Kemalist zorba sistem, protokolde Tapu Kadastro Müdürlüğü kadar bir yere sahip olan Diyanet şebekesine bütçesinden, sistemin çok önemli altı bakanlığının toplam bütçesinden çok daha fazla bir para ayırmaktadır. Ayrıca yıl ortasındaki ek ödemeler ve bu şebekenin kurduğu Diyanet vakfının gelirinin de eklenmesi ile bir müdürlük seviyesindeki Diyanet şebekesinin bütçesi, devlet içinde devlet bütçesi haline gelmektedir.

Diyanet şebekesi, laik sistemden ve Hac vb. çeşitli sahtekârlıklarla halktan topladığı paralarla müftüler, vaizler ve namaz memurları ile bunların laik ve ateist sistemin taleplerine uygun çalışıp çalışmadıklarını kontrol edecek müfettişler kiralamıştır. Bu kiralık ajanlar, Diyanet şebekesinden, maaş adı altında aldıkları rüşvet niteliğindeki paralar nedeniyle görevlerini gereği gibi yapmışlar ve İslâm'ın toplumsal ve sosyal hükümlerini gizleyerek İslâm'ı hayattan uzaklaştırmışlardır.

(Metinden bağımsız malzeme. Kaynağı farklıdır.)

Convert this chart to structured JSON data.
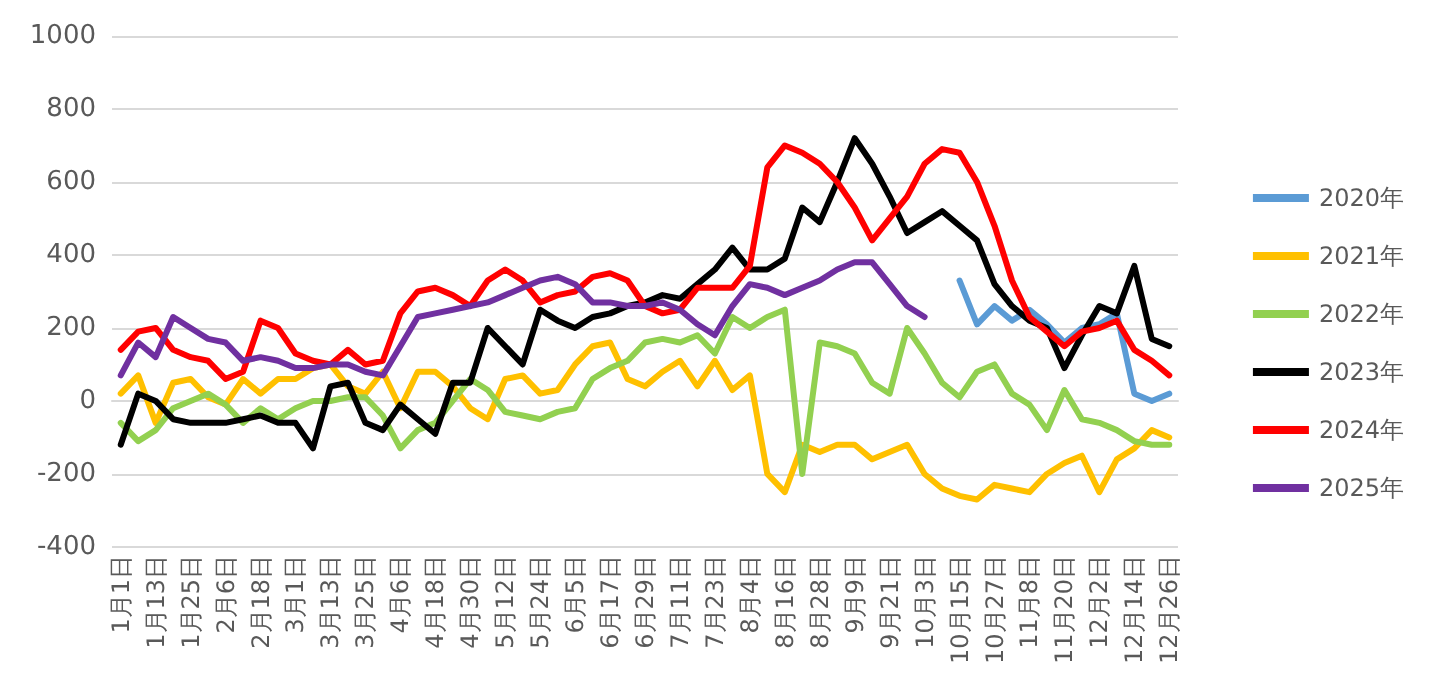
{
  "chart_data": {
    "type": "line",
    "categories": [
      "1月1日",
      null,
      "1月13日",
      null,
      "1月25日",
      null,
      "2月6日",
      null,
      "2月18日",
      null,
      "3月1日",
      null,
      "3月13日",
      null,
      "3月25日",
      null,
      "4月6日",
      null,
      "4月18日",
      null,
      "4月30日",
      null,
      "5月12日",
      null,
      "5月24日",
      null,
      "6月5日",
      null,
      "6月17日",
      null,
      "6月29日",
      null,
      "7月11日",
      null,
      "7月23日",
      null,
      "8月4日",
      null,
      "8月16日",
      null,
      "8月28日",
      null,
      "9月9日",
      null,
      "9月21日",
      null,
      "10月3日",
      null,
      "10月15日",
      null,
      "10月27日",
      null,
      "11月8日",
      null,
      "11月20日",
      null,
      "12月2日",
      null,
      "12月14日",
      null,
      "12月26日"
    ],
    "series": [
      {
        "name": "2020年",
        "color": "#5b9bd5",
        "values": [
          null,
          null,
          null,
          null,
          null,
          null,
          null,
          null,
          null,
          null,
          null,
          null,
          null,
          null,
          null,
          null,
          null,
          null,
          null,
          null,
          null,
          null,
          null,
          null,
          null,
          null,
          null,
          null,
          null,
          null,
          null,
          null,
          null,
          null,
          null,
          null,
          null,
          null,
          null,
          null,
          null,
          null,
          null,
          null,
          null,
          null,
          null,
          null,
          330,
          210,
          260,
          220,
          250,
          210,
          160,
          200,
          210,
          240,
          20,
          0,
          20
        ]
      },
      {
        "name": "2021年",
        "color": "#ffc000",
        "values": [
          20,
          70,
          -60,
          50,
          60,
          10,
          -10,
          60,
          20,
          60,
          60,
          90,
          100,
          40,
          20,
          80,
          -20,
          80,
          80,
          40,
          -20,
          -50,
          60,
          70,
          20,
          30,
          100,
          150,
          160,
          60,
          40,
          80,
          110,
          40,
          110,
          30,
          70,
          -200,
          -250,
          -120,
          -140,
          -120,
          -120,
          -160,
          -140,
          -120,
          -200,
          -240,
          -260,
          -270,
          -230,
          -240,
          -250,
          -200,
          -170,
          -150,
          -250,
          -160,
          -130,
          -80,
          -100
        ]
      },
      {
        "name": "2022年",
        "color": "#92d050",
        "values": [
          -60,
          -110,
          -80,
          -20,
          0,
          20,
          -10,
          -60,
          -20,
          -50,
          -20,
          0,
          0,
          10,
          10,
          -40,
          -130,
          -80,
          -60,
          0,
          60,
          30,
          -30,
          -40,
          -50,
          -30,
          -20,
          60,
          90,
          110,
          160,
          170,
          160,
          180,
          130,
          230,
          200,
          230,
          250,
          -200,
          160,
          150,
          130,
          50,
          20,
          200,
          130,
          50,
          10,
          80,
          100,
          20,
          -10,
          -80,
          30,
          -50,
          -60,
          -80,
          -110,
          -120,
          -120
        ]
      },
      {
        "name": "2023年",
        "color": "#000000",
        "values": [
          -120,
          20,
          0,
          -50,
          -60,
          -60,
          -60,
          -50,
          -40,
          -60,
          -60,
          -130,
          40,
          50,
          -60,
          -80,
          -10,
          -50,
          -90,
          50,
          50,
          200,
          150,
          100,
          250,
          220,
          200,
          230,
          240,
          260,
          270,
          290,
          280,
          320,
          360,
          420,
          360,
          360,
          390,
          530,
          490,
          600,
          720,
          650,
          560,
          460,
          490,
          520,
          480,
          440,
          320,
          260,
          220,
          200,
          90,
          180,
          260,
          240,
          370,
          170,
          150
        ]
      },
      {
        "name": "2024年",
        "color": "#ff0000",
        "values": [
          140,
          190,
          200,
          140,
          120,
          110,
          60,
          80,
          220,
          200,
          130,
          110,
          100,
          140,
          100,
          110,
          240,
          300,
          310,
          290,
          260,
          330,
          360,
          330,
          270,
          290,
          300,
          340,
          350,
          330,
          260,
          240,
          250,
          310,
          310,
          310,
          370,
          640,
          700,
          680,
          650,
          600,
          530,
          440,
          500,
          560,
          650,
          690,
          680,
          600,
          480,
          330,
          230,
          190,
          150,
          190,
          200,
          220,
          140,
          110,
          70
        ]
      },
      {
        "name": "2025年",
        "color": "#7030a0",
        "values": [
          70,
          160,
          120,
          230,
          200,
          170,
          160,
          110,
          120,
          110,
          90,
          90,
          100,
          100,
          80,
          70,
          150,
          230,
          240,
          250,
          260,
          270,
          290,
          310,
          330,
          340,
          320,
          270,
          270,
          260,
          260,
          270,
          250,
          210,
          180,
          260,
          320,
          310,
          290,
          310,
          330,
          360,
          380,
          380,
          320,
          260,
          230,
          null,
          null,
          null,
          null,
          null,
          null,
          null,
          null,
          null,
          null,
          null,
          null,
          null,
          null
        ]
      }
    ],
    "ylim": [
      -400,
      1000
    ],
    "yticks": [
      -400,
      -200,
      0,
      200,
      400,
      600,
      800,
      1000
    ],
    "grid": "y",
    "legend": "right",
    "marker": "none",
    "line_style": "solid"
  }
}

Diyanet şebekesinin başındaki başkanlar

Ateist laik Kemalist sistem tarafından kurulan Diyanet şebekesinin başına, sürekli olarak, İslâm'ın bir hayat nizamı, bir devlet sistemi olmadığını iddia edip ateist Kemalist sisteme iman eden ve zorba sisteme, İslâmi gerçekleri gizleyeceğine dair güvence veren kişiler getirilmiştir. Diyanet şebekesinin başına getirilen bu kişiler, görevlerini laik ateist sistemin emirlerine göre yerine getirmişlerdir. İslâm düşmanı bu başkanların hepsi aynı olmakla beraber bunlardan bir kaçının söylediklerine bakıldığında bunların, nasıl bir kişiliğe sahip oldukları ve İslâm'dan çok ateist Kemalist sisteme iman ettikleri görülecektir.

Tayyar Altıkulaç, göreve getirildiği zaman, görevini Atatürk ilke ve inkılâpları doğrultusunda yerine getireceğini söylemiştir.

Sait Yazıcıoğlu, kendisinin cunta yönetimi tarafından Diyanet şebekesi başına getirildiğini, cuntadan övgü ile söz ederek, yüzü kızarmadan açıklamıştır.

Diyanet şebekesinin başına getirilen başkanların hepsi birbirinin benzeri olan ve ateist sisteme iman eden, laik sistemin İslâm'ı hayattan kaldırmasını can-u gönülden destekleyen, İslâm'a iman etmeyen kişilerdir. Bunlardan biri de eski başkanlardan Ahmet Hamdi Akseki adlı kişidir. Bu kişi, sistemin İslâm dini üzerinde oynadığı oyunu can-u gönülden kabul etmiş ve yazdığı kitaplarda, bunu ifade etmekten çekinmemiştir.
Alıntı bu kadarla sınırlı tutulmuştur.